Fidelma recordó las heridas en la espalda del cadáver del pozo. Ya no necesitaba nada más para identificarlo.
– Hace diez días -continuó sor Comnat-, al final de la jornada de trabajo, no regresó a la choza donde nos ponían los grilletes para pasar la noche. Luego me enteré de que mientras estaba cuidando de algunos de los enfermos, al parecer, había desaparecido, se había escapado al bosque. Hubo una ola de entusiasmo. Sin embargo, yo creo que había recibido ayuda para escapar, pues me había dicho que se había hecho amiga de un joven de los Uí Fidgenti que estaba dispuesto a auxiliarla.

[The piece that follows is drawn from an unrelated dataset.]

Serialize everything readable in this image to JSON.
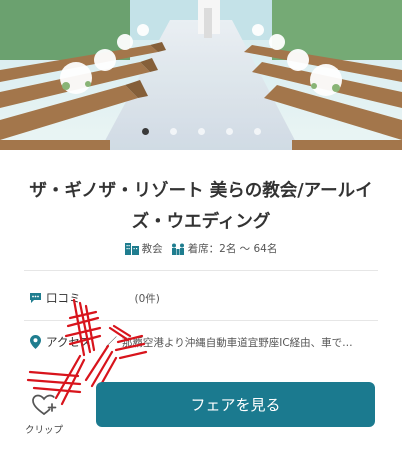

– Eso implicaría que él tenía alguna autoridad entre ellos -observó Fidelma con cautela-. ¿No os advirtió de que iba a intentar escapar?
– Una especie de aviso, creo.
– ¿Una especie de aviso?
– Sí. Cuando se fue aquella mañana me sonrió y me dijo algo como que iba a cazar jabalíes. No recuerdo exactamente lo que dijo. No tenía sentido.

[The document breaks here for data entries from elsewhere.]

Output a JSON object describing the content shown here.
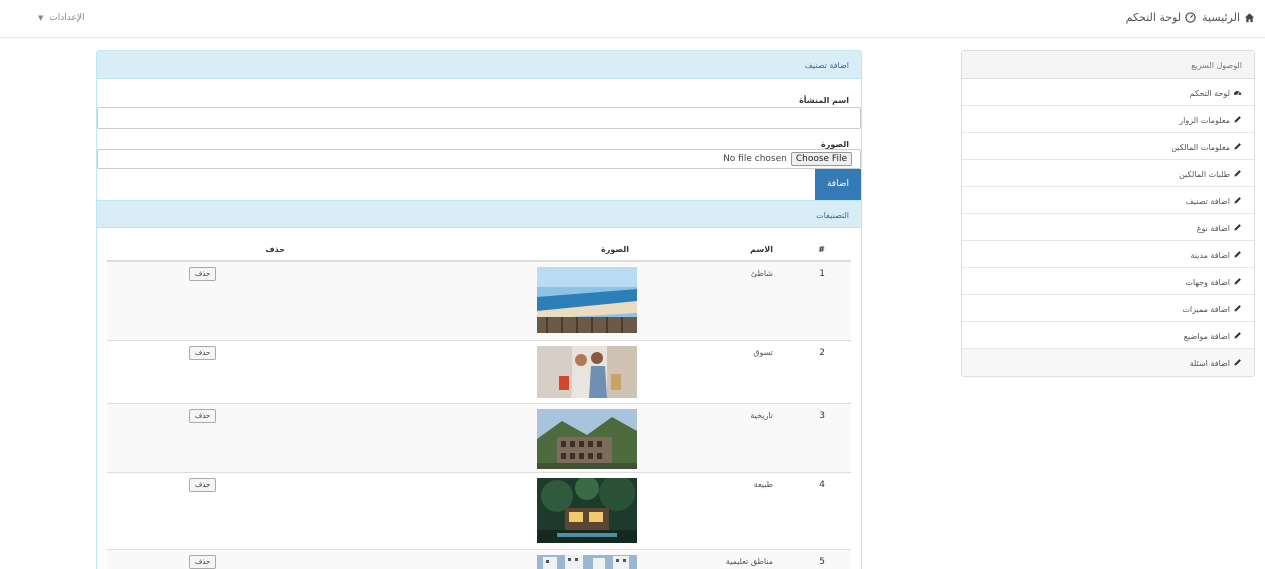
{
  "topbar": {
    "dashboard_label": "لوحة التحكم",
    "home_label": "الرئيسية",
    "settings_label": "الإعدادات"
  },
  "sidebar": {
    "title": "الوصول السريع",
    "items": [
      {
        "label": "لوحة التحكم",
        "icon": "dashboard-icon"
      },
      {
        "label": "معلومات الزوار",
        "icon": "pencil-icon"
      },
      {
        "label": "معلومات المالكين",
        "icon": "pencil-icon"
      },
      {
        "label": "طلبات المالكين",
        "icon": "pencil-icon"
      },
      {
        "label": "اضافة تصنيف",
        "icon": "pencil-icon"
      },
      {
        "label": "اضافة نوع",
        "icon": "pencil-icon"
      },
      {
        "label": "اضافة مدينة",
        "icon": "pencil-icon"
      },
      {
        "label": "اضافة وجهات",
        "icon": "pencil-icon"
      },
      {
        "label": "اضافة مميزات",
        "icon": "pencil-icon"
      },
      {
        "label": "اضافة مواضيع",
        "icon": "pencil-icon"
      },
      {
        "label": "اضافة اسئلة",
        "icon": "pencil-icon"
      }
    ]
  },
  "form": {
    "title": "اضافة تصنيف",
    "name_label": "اسم المنشأة",
    "name_value": "",
    "image_label": "الصورة",
    "no_file_text": "No file chosen",
    "choose_file_label": "Choose File",
    "submit_label": "اضافة"
  },
  "list": {
    "title": "التصنيفات",
    "columns": {
      "num": "#",
      "name": "الاسم",
      "image": "الصورة",
      "delete": "حذف"
    },
    "rows": [
      {
        "num": "1",
        "name": "شاطئ",
        "delete_label": "حذف"
      },
      {
        "num": "2",
        "name": "تسوق",
        "delete_label": "حذف"
      },
      {
        "num": "3",
        "name": "تاريخية",
        "delete_label": "حذف"
      },
      {
        "num": "4",
        "name": "طبيعة",
        "delete_label": "حذف"
      },
      {
        "num": "5",
        "name": "مناطق تعليمية",
        "delete_label": "حذف"
      }
    ]
  },
  "colors": {
    "panel_head_bg": "#d9edf7",
    "panel_border": "#bce8f1",
    "primary_button": "#337ab7"
  }
}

– ¿Jabalí? -preguntó Fidelma perpleja.
– En cualquier caso, no regresó. Me dijeron que los guardias ni siquiera se molestaron en enviar a una patrulla en su busca. Cada día recé por que tuviera éxito en su huida, aunque corrió el rumor de que probablemente había perecido en las montañas. Sin embargo, yo tenía esperanzas. Yo esperaba que llegara un grupo a rescatarnos. -La mujer hizo una pausa y luego continuó-. Luego, ay de mí, llegaron más prisioneros, galos, y también este monje sajón, Eadulf, que habla tan bien nuestra lengua.
– Lo que dice sor Comnat tiene sentido con lo que me sucedió a mí -añadió Eadulf-. La captura del barco galo con la tormenta a bordo, eso es. Creo que eso eran armas que Gulban había comprado en nombre de los Uí Fidgenti.

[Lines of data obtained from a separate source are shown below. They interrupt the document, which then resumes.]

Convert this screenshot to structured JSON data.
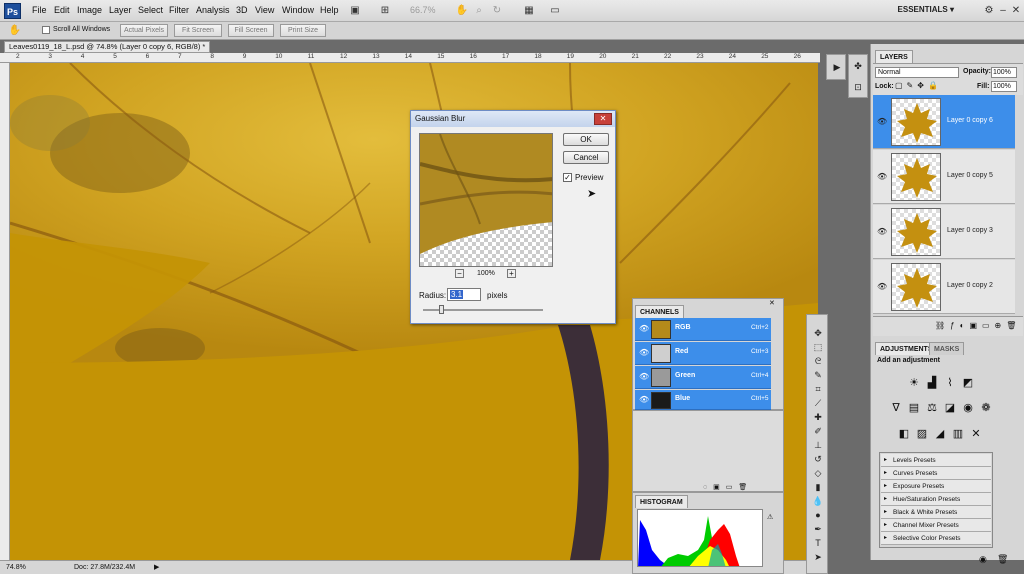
{
  "menubar": {
    "logo": "Ps",
    "items": [
      "File",
      "Edit",
      "Image",
      "Layer",
      "Select",
      "Filter",
      "Analysis",
      "3D",
      "View",
      "Window",
      "Help"
    ],
    "zoom": "66.7%",
    "workspace": "ESSENTIALS ▾"
  },
  "options": {
    "scroll_all": "Scroll All Windows",
    "buttons": [
      "Actual Pixels",
      "Fit Screen",
      "Fill Screen",
      "Print Size"
    ]
  },
  "document": {
    "tab_title": "Leaves0119_18_L.psd @ 74.8% (Layer 0 copy 6, RGB/8) *",
    "ruler_ticks": [
      "2",
      "3",
      "4",
      "5",
      "6",
      "7",
      "8",
      "9",
      "10",
      "11",
      "12",
      "13",
      "14",
      "15",
      "16",
      "17",
      "18",
      "19",
      "20",
      "21",
      "22",
      "23",
      "24",
      "25",
      "26"
    ],
    "status_zoom": "74.8%",
    "status_doc": "Doc: 27.8M/232.4M",
    "colors": {
      "leaf": "#c49305",
      "leaf_light": "#dcb535",
      "vein": "#8a5a10",
      "dark_ring": "#3c2e38"
    }
  },
  "gaussian_blur": {
    "title": "Gaussian Blur",
    "ok": "OK",
    "cancel": "Cancel",
    "preview_label": "Preview",
    "preview_checked": true,
    "zoom_out": "−",
    "zoom": "100%",
    "zoom_in": "+",
    "radius_label": "Radius:",
    "radius_value": "3.1",
    "units": "pixels",
    "slider_fraction": 0.15
  },
  "layers": {
    "tab": "LAYERS",
    "blend_mode": "Normal",
    "opacity_label": "Opacity:",
    "opacity": "100%",
    "lock_label": "Lock:",
    "fill_label": "Fill:",
    "fill": "100%",
    "items": [
      {
        "name": "Layer 0 copy 6",
        "selected": true
      },
      {
        "name": "Layer 0 copy 5",
        "selected": false
      },
      {
        "name": "Layer 0 copy 3",
        "selected": false
      },
      {
        "name": "Layer 0 copy 2",
        "selected": false
      }
    ]
  },
  "adjustments": {
    "tabs": [
      "ADJUSTMENTS",
      "MASKS"
    ],
    "heading": "Add an adjustment",
    "presets": [
      "Levels Presets",
      "Curves Presets",
      "Exposure Presets",
      "Hue/Saturation Presets",
      "Black & White Presets",
      "Channel Mixer Presets",
      "Selective Color Presets"
    ]
  },
  "channels": {
    "tab": "CHANNELS",
    "items": [
      {
        "name": "RGB",
        "shortcut": "Ctrl+2",
        "thumb": "#b48a1a"
      },
      {
        "name": "Red",
        "shortcut": "Ctrl+3",
        "thumb": "#cfcfcf"
      },
      {
        "name": "Green",
        "shortcut": "Ctrl+4",
        "thumb": "#9a9a9a"
      },
      {
        "name": "Blue",
        "shortcut": "Ctrl+5",
        "thumb": "#1a1a1a"
      }
    ]
  },
  "histogram": {
    "tab": "HISTOGRAM"
  }
}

– ¿Armas para ayudar a Eoganán a derrocar a Cashel? -preguntó Ross con los ojos bien abiertos.
– Son buenas armas de asedio -confirmó Eadulf.
– Una veintena de esos terribles artefactos de destrucción, junto con guerreros francos expertos en su uso -murmuró Ross- sembrarían el terror en Cashel. Ya entiendo. Esas armas no se han visto ni usado nunca en los cinco reinos. Nuestros guerreros luchan cara a cara, con espada, lanza y escudo. Pero con esas armas Eoganán o Gulban pensaban obtener una gran ventaja.
– ¿Realmente los francos y su tormenta supondrían tal ventaja? -preguntó Eadulf-. Esas armas son bien conocidas entre los reinos sajones y francos y en todas partes.
– Yo llevo años comerciando -contestó Ross con solemnidad-, pero cuando el rey de Cashel lo ha requerido, he respondido. Era todavía joven cuando luché en la batalla de Carn Conaill durante la fiesta de Pentecostés. No creo que lo recordéis, Fidelma. ¿No? Fue cuando Guaire Aidne de Connacht intentó derrocar al Rey Supremo, Dairmait Mac Aedo Sláine. Naturalmente, Cúan, hijo de Almalgaid, el rey de Cashel, estaba al frente de las tropas de Muman, apoyando al Rey Supremo. Pero su tocayo Cúan, hijo de Conall, príncipe de los Uí Fidgenti, apoyaba a Guaire. Los Uí Fidgenti eran perversos incluso entonces, siempre en busca de un atajo para llegar al poder. Aquella fue una batalla sangrienta. Ambos Cúanes fueron asesinados. Pero Guaire huyó del campo de batalla y el Rey Supremo fue el vencedor. Aquélla fue mi primera batalla sangrienta. Gracias a Dios, fue también la última.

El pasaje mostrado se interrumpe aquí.